Procrastination disguised as tooling I should write a post, but first let me quickly optimise the deployment pipeline… The litmus test: if the tool vanished tomorrow, would you rebuild it or just do the core task?

Rule of thumb: How many times have I done this boring thing during the past week.

Begin with the closing comment

For software engineers: write the commit message before a single line of code.

In The 7 Habits of Highly Effective People, Stephen Covey asks the reader to imagine their own funeral.

What would you like each speaker to say about you? About your contributions? About the difference you made?

Then he says:

Begin with that end in mind. Live backward from that funeral.

I think what he meant is that we should define the desired outcome so clearly that today’s actions become obvious.

For a shell script, the “funeral” is the release notes.

If I were to begin this improvement with the closing comment it would have been something like:

Made editing posts easier.

And the 80-20 solution would be:

To have the script give me the formatted modification date and new word count after updating a post so that I can manually update the index file instantly.

That’s it. 20m, max. Everything else—fzf browsing, confirmation prompts, index row atomic updates—would be scope creep. Of course I could then add the fzf and all but only with the disclaimer that I’m doing it for the fun of it.

Decision Tree

+----------------------------+
| Something feels too boring |
+----------------------------+
              |
              v
 +-------------------------+
 | "I should improve X."   |
 +-------------------------+
             |
             v
   +------------------------+
   | If the improvement     |
   | disappears, would I do |
   | it again?              |
   +------------------------+
        |            |
       No           Yes
        |            |
        v            v
   +---------+  +---------------------+
   | Stop.   |  | Write the closing   |
   | Keep it |  | comment and Imagine |
   | manual  |  | the 80-20 solution  |
   +---------+  | in 5m. Build That.  |
                +---------------------+
                            |
                            v
                +-----------------------+
                | Still want to polish? |
                +-----------------------+
                     |           |
                    No          Yes
                     |           |
                     v           v 
                  +------+   +----------------------+
                  | Ship |   | Admit it's art.      |
                  +------+   | Set a joy budget.    |
                             | Enjoy it guilt-free. | 
                             +----------------------+

If the polishing takes more than your joy budget, ask:

Am I avoiding something?

Perfection beyond tooling

Early winter last year, I spend three full days reorganising my kitchen. Was it worth it? I don’t know. But I feel a touch happier every time I open a drawer since. It is as if I’ve annexed the kitchen to “My corner of the world”.

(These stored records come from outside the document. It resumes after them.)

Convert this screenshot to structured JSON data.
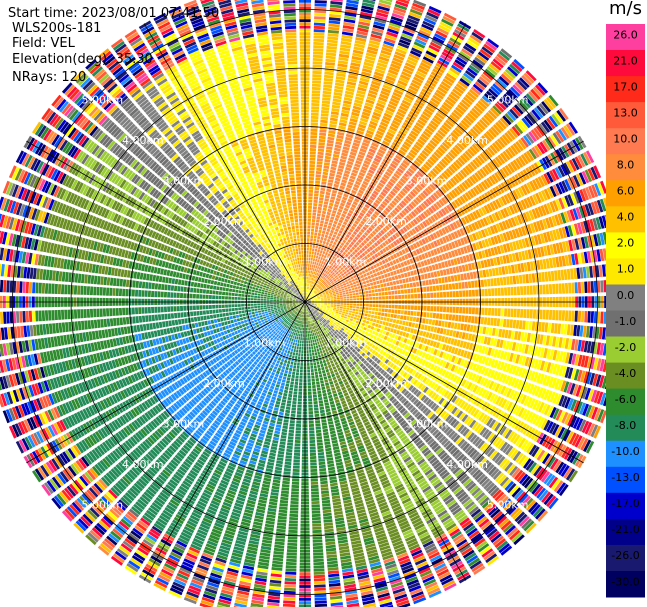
{
  "header": {
    "start_time": "Start time: 2023/08/01 07:41:50",
    "instrument": "WLS200s-181",
    "field": "Field: VEL",
    "elevation": "Elevation(deg): 35.30",
    "nrays": "NRays: 120"
  },
  "chart_data": {
    "type": "heatmap",
    "projection": "polar-ppi",
    "field": "VEL",
    "units": "m/s",
    "n_rays": 120,
    "elevation_deg": 35.3,
    "range_rings_km": [
      1.0,
      2.0,
      3.0,
      4.0,
      5.0
    ],
    "ring_labels": [
      "1.00km",
      "2.00km",
      "3.00km",
      "4.00km",
      "5.00km"
    ],
    "max_range_km": 5.5,
    "colorbar": {
      "unit": "m/s",
      "ticks": [
        "26.0",
        "21.0",
        "17.0",
        "13.0",
        "10.0",
        "8.0",
        "6.0",
        "4.0",
        "2.0",
        "1.0",
        "0.0",
        "-1.0",
        "-2.0",
        "-4.0",
        "-6.0",
        "-8.0",
        "-10.0",
        "-13.0",
        "-17.0",
        "-21.0",
        "-26.0",
        "-30.0"
      ],
      "colors": [
        "#ff3fa0",
        "#ff0a3c",
        "#ff2a1a",
        "#ff5a3a",
        "#ff7a50",
        "#ff8c3c",
        "#ffa000",
        "#ffc000",
        "#ffff00",
        "#ffe800",
        "#808080",
        "#707070",
        "#9acd32",
        "#6b8e23",
        "#2e8b2e",
        "#228b57",
        "#1e90ff",
        "#0050ff",
        "#0000cd",
        "#00008b",
        "#191970",
        "#000060"
      ]
    },
    "pattern": {
      "approach_azimuth_deg": 45,
      "departure_azimuth_deg": 225,
      "approach_peak_ms": 10.0,
      "departure_peak_ms": -9.0,
      "noise_start_km": 4.6
    }
  }
}
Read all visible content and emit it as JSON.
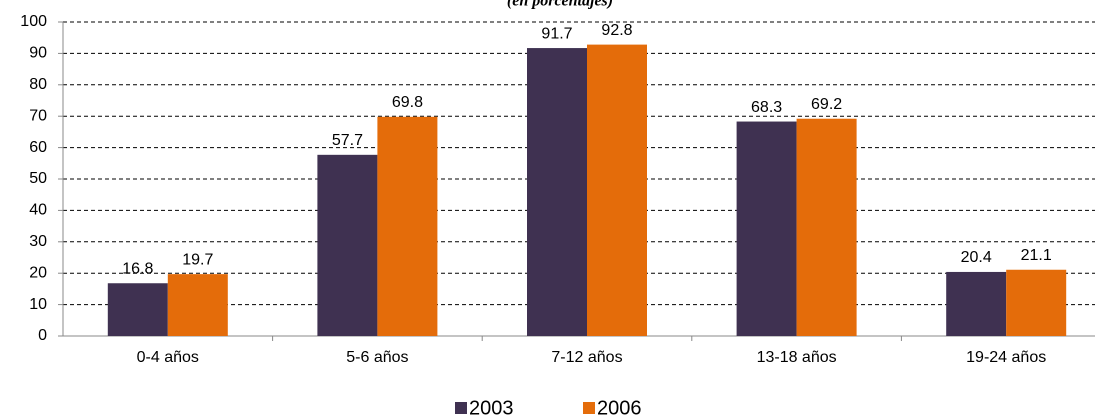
{
  "chart_data": {
    "type": "bar",
    "subtitle": "(en porcentajes)",
    "categories": [
      "0-4 años",
      "5-6 años",
      "7-12 años",
      "13-18 años",
      "19-24 años"
    ],
    "series": [
      {
        "name": "2003",
        "color": "#3f3151",
        "values": [
          16.8,
          57.7,
          91.7,
          68.3,
          20.4
        ]
      },
      {
        "name": "2006",
        "color": "#e46c0a",
        "values": [
          19.7,
          69.8,
          92.8,
          69.2,
          21.1
        ]
      }
    ],
    "ylim": [
      0,
      100
    ],
    "yticks": [
      0,
      10,
      20,
      30,
      40,
      50,
      60,
      70,
      80,
      90,
      100
    ],
    "grid": true
  }
}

Crafting one’s environment is a legitimate human need.

The danger is letting it become a substitute for the thing the environment is meant to support. The kitchen exists to cook meals. The blog engine exists to publish thoughts. If you have no meals and no posts, the beautiful environment is just a museum of your procrastination.

The meta‑skill is not

Never waste time.

It’s

Be mindful of the why behind what you do.

Aphorisms For Your Monitor

If you wanted to tape something to your monitor: - Have the courage to roll back. Listen to your aesthetic judgment; it’s usually right. - Find the 80-20 solution. It might look boring but it’s there somewhere. - Never automate something you haven’t done manually a handful of times. - Joy is a valid ROI, but you must name it joy, not efficiency. - Start with the closing notes. Have them say you always saw this coming in your funeral!

The closing comments

Would I redo the revision if it was gone?

hell no.

Do I regret writing it?

Not really.

Because having written a clean gold-plated shell is no longer merely an expression of my can-do spirit — but also a confession that earns a spirit in never-have-I-ever.